Ways to Maintain Good Oral Health While Dental Offices are Closed

May 5, 2020

thompson-shereceChicago Dental Society member Dr. Sherece Thompson has put together some recommendations for patients to maintain good oral health practices between dental visits during the COVID-19 pandemic. This list covers everything from brushing to nutrition and hydration, as well as insight on what patients can expect while visiting the dentist if they are experiencing a dental emergency.


Brushing & Oral Care

Protect Your Teeth

The foundation of good oral care is brushing and flossing two to three times a day. Dr. Thompson recommends:

  • use a fluoridated toothpaste and mouthwash to provide as much protection to the tooth enamel as possible. Think of this as providing vitamins for your teeth.
  • use a mouth rinse that is non-alcohol based. A mouth rinse that contains alcohol can dry the mouth, leading to cavities. If you only have an alcohol-based mouth rinse on hand, consider diluting it with water before rinsing. An antiseptic non-alcohol mouth can be made by mixing one-part hydrogen peroxide (3% concentration commonly available at drug stores) with two parts water. Gargle for 60 seconds.

Caring for Dentures

Patients who wear partial or complete dentures should take the proper steps to keep their mouths clean and bacteria free. An at-home formula to clean partial or complete dentures can be made by mixing 1/4 cup bleach with 1/3 cup of water. Do not soak them in the bleach solution and definitely do not swallow. The dentures should be rinsed thoroughly and often with water or mouth rinse before wearing. This can be repeated two times per week. It’s also important that patients rinse their mouth and dentures after every meal and use only a pea-sized amount of adhesive in several areas when applying adhesive.

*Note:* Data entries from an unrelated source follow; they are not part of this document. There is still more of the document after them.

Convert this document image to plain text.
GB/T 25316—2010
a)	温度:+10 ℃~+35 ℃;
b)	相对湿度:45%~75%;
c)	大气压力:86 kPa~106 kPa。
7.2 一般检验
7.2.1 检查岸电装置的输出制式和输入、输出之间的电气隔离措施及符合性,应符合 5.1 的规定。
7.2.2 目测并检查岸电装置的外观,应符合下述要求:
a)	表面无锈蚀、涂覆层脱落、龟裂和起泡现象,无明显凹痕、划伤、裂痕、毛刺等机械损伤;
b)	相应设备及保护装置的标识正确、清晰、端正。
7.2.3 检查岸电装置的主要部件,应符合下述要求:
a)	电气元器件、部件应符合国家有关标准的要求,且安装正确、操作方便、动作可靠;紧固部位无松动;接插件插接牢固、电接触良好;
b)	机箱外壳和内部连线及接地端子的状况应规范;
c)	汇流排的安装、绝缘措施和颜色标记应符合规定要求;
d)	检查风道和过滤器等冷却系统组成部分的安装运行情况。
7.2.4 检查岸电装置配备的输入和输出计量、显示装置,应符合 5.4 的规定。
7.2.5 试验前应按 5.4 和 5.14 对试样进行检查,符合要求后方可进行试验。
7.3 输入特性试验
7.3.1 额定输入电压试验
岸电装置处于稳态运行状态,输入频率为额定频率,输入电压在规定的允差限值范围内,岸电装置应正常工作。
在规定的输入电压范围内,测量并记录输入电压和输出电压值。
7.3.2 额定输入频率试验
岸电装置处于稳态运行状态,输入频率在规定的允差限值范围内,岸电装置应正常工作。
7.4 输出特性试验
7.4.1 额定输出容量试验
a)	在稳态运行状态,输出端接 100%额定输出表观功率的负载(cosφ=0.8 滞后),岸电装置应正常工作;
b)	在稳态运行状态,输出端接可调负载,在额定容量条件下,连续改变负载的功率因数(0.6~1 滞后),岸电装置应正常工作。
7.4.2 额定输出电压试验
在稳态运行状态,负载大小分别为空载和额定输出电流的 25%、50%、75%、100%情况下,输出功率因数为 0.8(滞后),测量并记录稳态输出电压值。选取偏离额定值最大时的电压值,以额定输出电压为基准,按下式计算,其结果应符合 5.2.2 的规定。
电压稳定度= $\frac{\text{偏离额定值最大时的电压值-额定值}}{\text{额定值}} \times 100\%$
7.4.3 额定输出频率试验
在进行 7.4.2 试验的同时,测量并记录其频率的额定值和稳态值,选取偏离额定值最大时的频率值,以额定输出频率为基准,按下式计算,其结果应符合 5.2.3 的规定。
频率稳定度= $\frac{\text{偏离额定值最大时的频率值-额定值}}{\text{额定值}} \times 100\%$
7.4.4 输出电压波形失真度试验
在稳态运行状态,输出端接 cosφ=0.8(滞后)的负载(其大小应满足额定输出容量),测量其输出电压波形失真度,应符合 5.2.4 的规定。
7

Nutrition & Staying Hydrated

Be Mindful of Snacking

Dr. Thompson knows we may be snacking more than usual while we are staying safe at home. She recommends limiting the frequency of between-meal snacks, especially those high in fructose, sucrose or those containing high levels of corn syrup like sodas, juices, and hydration drinks. If you crave a bowl of ice cream or bag of chips, she recommends adding them to a meal to limit the potential for cavities. If you do find yourself frequently snacking between meals, consider brushing more often. Staying Hydrated Drinking more water will also help wash away any particles left over from your snacks and to balance the PH levels in your mouth, which will help avoid cavities and minimize plaque. If you don’t prefer plain water, consider adding in oranges, lemon wedges or sliced cucumbers to jazz up your water to make it more flavorful. Staying hydrated is essential to maintaining a healthy mouth as well.

Toothbrush Storage Tips

When to Replace Your Toothbrush

According to the CDC, cold and flu season can last until late May. For patients recently ill with the common cold, flu, or sinus infection, Dr. Thompson recommends changing your toothbrush or brush head when the patient has fully recovered. She recommends replacing brush heads every three months or sooner if bristles begin to look worn. Another reminder is to let your toothbrush dry completely before storing it in a dark or closed space, and to keep your toothbrush as far away from the toilet as possible to eliminate the potential for germs or bacteria.

Patients Seeking Emergency Procedures

What to Expect

Patients’ health and safety is the top priority for all CDS dentists, who are carefully working to address patient emergencies right now. Dr. Thompson said many CDS dentists are scheduling tele-dentistry video calls and questionnaires to help provide care to patients in pain. Any patient who in need of an emergency visit should expect extra precautions, such as being asked to wait in their car, to wear a mask and to have their temperature taken. Patients experiencing swelling, bleeding or inflamed gums, are unable to eat or chew, have a broken tooth, have dentures causing irritation in the mouth or a possible infection in their mouth should call their dentist immediately.